Storage player Hitachi Data Systems (HDS) claims something of a market first with what it says is the first onsite, fully-managed, pay-per-use storage system for businesses – a kind of private cloud that the customer doesn’t need to take any real ownership of at all, unlike most instances of that form of remote provisioning, which is really down to the user to set up and run.
Its so-say Hitachi Cloud Service for Private File Tiering is thus claimed to be the first service that automatically adjusts utilisation and billing based on a business’s (or their end-users’) consumption, while allowing the capability to support data held locally at a business’s location with full management off-premises.
The economics – if they work – sound pretty useful, too. The claim is there is no mandatory hardware or technology purchase/lease as the service is billed purely based on consumption. A target of no less than a 25% lower total cost of ownership (TCO) is being touted while customers are being promised no less than "100% utilisation" by only paying for the storage they use.
Hitachi has also developed a public online cloud solution with Digi-Data Corporation, a leading software-as-a-service provider, which will also enable businesses to offer pay-per-use storage for their end customers.
"This is purely about taking away customer capex and letting them only work about opex," Lynn Collier, director of core software products and solutions EMEA for HDS, told us.
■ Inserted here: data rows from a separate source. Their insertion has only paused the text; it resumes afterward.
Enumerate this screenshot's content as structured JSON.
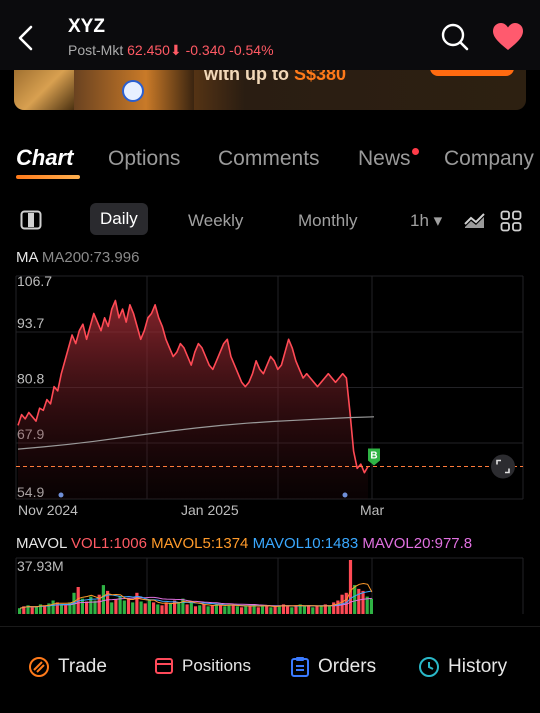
{
  "header": {
    "ticker": "XYZ",
    "post_label": "Post-Mkt",
    "post_price": "62.450",
    "post_arrow": "⬇",
    "post_change": "-0.340",
    "post_change_pct": "-0.54%"
  },
  "banner": {
    "text_prefix": "with up to",
    "text_amount": "S$380"
  },
  "tabs": [
    "Chart",
    "Options",
    "Comments",
    "News",
    "Company"
  ],
  "periods": {
    "items": [
      "Daily",
      "Weekly",
      "Monthly",
      "1h ▾"
    ],
    "active": "Daily"
  },
  "ma": {
    "label": "MA",
    "value": "MA200:73.996"
  },
  "chart_data": [
    {
      "type": "area",
      "y_ticks": [
        "106.7",
        "93.7",
        "80.8",
        "67.9",
        "54.9"
      ],
      "x_ticks": [
        "Nov 2024",
        "Jan 2025",
        "Mar"
      ],
      "ylim": [
        54.9,
        106.7
      ],
      "last_price": 62.45,
      "price_series": [
        72,
        74.5,
        73.5,
        75,
        74,
        73,
        76,
        75.5,
        78,
        77,
        81,
        80,
        84,
        87,
        90,
        93,
        91,
        94,
        95.5,
        92,
        95,
        98,
        96,
        94,
        97,
        95,
        99,
        101,
        97,
        99,
        96,
        100,
        98,
        95,
        92,
        94,
        97,
        98,
        100,
        97,
        95,
        92,
        90,
        88,
        89,
        91,
        90,
        88,
        86,
        89,
        91,
        90,
        88,
        86,
        85,
        87,
        89,
        91,
        92,
        88,
        86,
        84,
        82,
        81,
        82,
        84,
        87,
        85,
        84,
        86,
        88,
        87,
        85,
        86,
        89,
        92,
        90,
        87,
        85,
        83,
        84,
        83,
        82,
        81,
        82,
        83,
        84,
        83,
        82,
        83,
        84,
        83,
        75,
        66,
        62,
        63,
        61,
        62.45
      ],
      "ma200_series": [
        66.5,
        67.0,
        67.6,
        68.3,
        69.1,
        69.9,
        70.7,
        71.4,
        72.0,
        72.5,
        72.9,
        73.2,
        73.5,
        73.8,
        74.0
      ],
      "markers": [
        {
          "label": "B",
          "color": "#2fb344"
        }
      ]
    },
    {
      "type": "bar",
      "title": "MAVOL",
      "top_label": "37.93M",
      "series": [
        {
          "name": "VOL1:1006",
          "color": "#ff5a64"
        },
        {
          "name": "MAVOL5:1374",
          "color": "#ff9a2a"
        },
        {
          "name": "MAVOL10:1483",
          "color": "#3aa8ff"
        },
        {
          "name": "MAVOL20:977.8",
          "color": "#e070e0"
        }
      ],
      "volumes": [
        6,
        8,
        9,
        7,
        8,
        10,
        9,
        11,
        14,
        12,
        10,
        9,
        12,
        22,
        28,
        16,
        13,
        18,
        14,
        20,
        30,
        24,
        12,
        15,
        18,
        14,
        16,
        12,
        22,
        13,
        11,
        14,
        12,
        10,
        9,
        12,
        11,
        14,
        12,
        16,
        10,
        12,
        8,
        9,
        10,
        8,
        9,
        10,
        9,
        8,
        10,
        9,
        8,
        7,
        8,
        9,
        10,
        7,
        8,
        9,
        7,
        8,
        9,
        10,
        8,
        7,
        9,
        10,
        8,
        9,
        7,
        8,
        9,
        10,
        8,
        12,
        14,
        20,
        22,
        56,
        30,
        26,
        24,
        18,
        16
      ],
      "up": [
        1,
        0,
        1,
        0,
        1,
        1,
        0,
        1,
        1,
        0,
        1,
        0,
        1,
        1,
        0,
        1,
        0,
        1,
        1,
        0,
        1,
        0,
        1,
        0,
        1,
        1,
        0,
        1,
        0,
        1,
        0,
        1,
        0,
        1,
        0,
        0,
        1,
        0,
        1,
        1,
        0,
        1,
        0,
        1,
        0,
        1,
        0,
        1,
        0,
        1,
        1,
        0,
        1,
        0,
        1,
        0,
        1,
        0,
        1,
        0,
        1,
        0,
        1,
        0,
        0,
        1,
        0,
        1,
        1,
        0,
        1,
        0,
        1,
        0,
        1,
        0,
        0,
        0,
        0,
        0,
        1,
        0,
        0,
        1,
        1
      ]
    }
  ],
  "bottom_nav": [
    "Trade",
    "Positions",
    "Orders",
    "History"
  ]
}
It has to be noted that this solution – the first in a series – is directed at the NAS (network attached storage) universe. The market HDS is after is all that unstructured data in file shares or home directories, e.g. business documents, file data, PACS records, video surveillance and Web content, often stored in multiple independent file servers or NAS appliances that are costly to manage.
A large portion of the data sitting on expensive primary NAS devices consumes significant capacity that requires constant backup, which in turn takes up even more capacity in the storage network. To help manage the explosive growth of unstructured data, Hitachi Data Systems will deliver a fully managed Hitachi Cloud Services suite and cloud-enabled infrastructure that can be located within your own environment.
Low risk cloud and Storage-as-a-Service solutions like this will surely become more and more common. But HDS have to be given the kudos for assembling such a well-thought out package aimed at, as it says, helping its customers safely tap storage resources in the cloud "at their own pace".
It will enable enterprise customers to move legacy or lower value file data into a cloud storage environment and pay only for what they consume, when they consume it and builds on the extensive storage investments IT organisations have in place today as customers don’t pay up front for storage and can use additional storage when needed.
All firms will like the idea, surely, that they are thus being given the agility to grow and shrink capacity to meet the real-world/fluctuating demands of their business.
So the cloud is all hype, right? Sure – and as Gartner often warns, that’s a fine attitude… so long as holding it doesn’t mean you end up being the best buggywhip manufacturer for that big horse and carriage market you see all round you.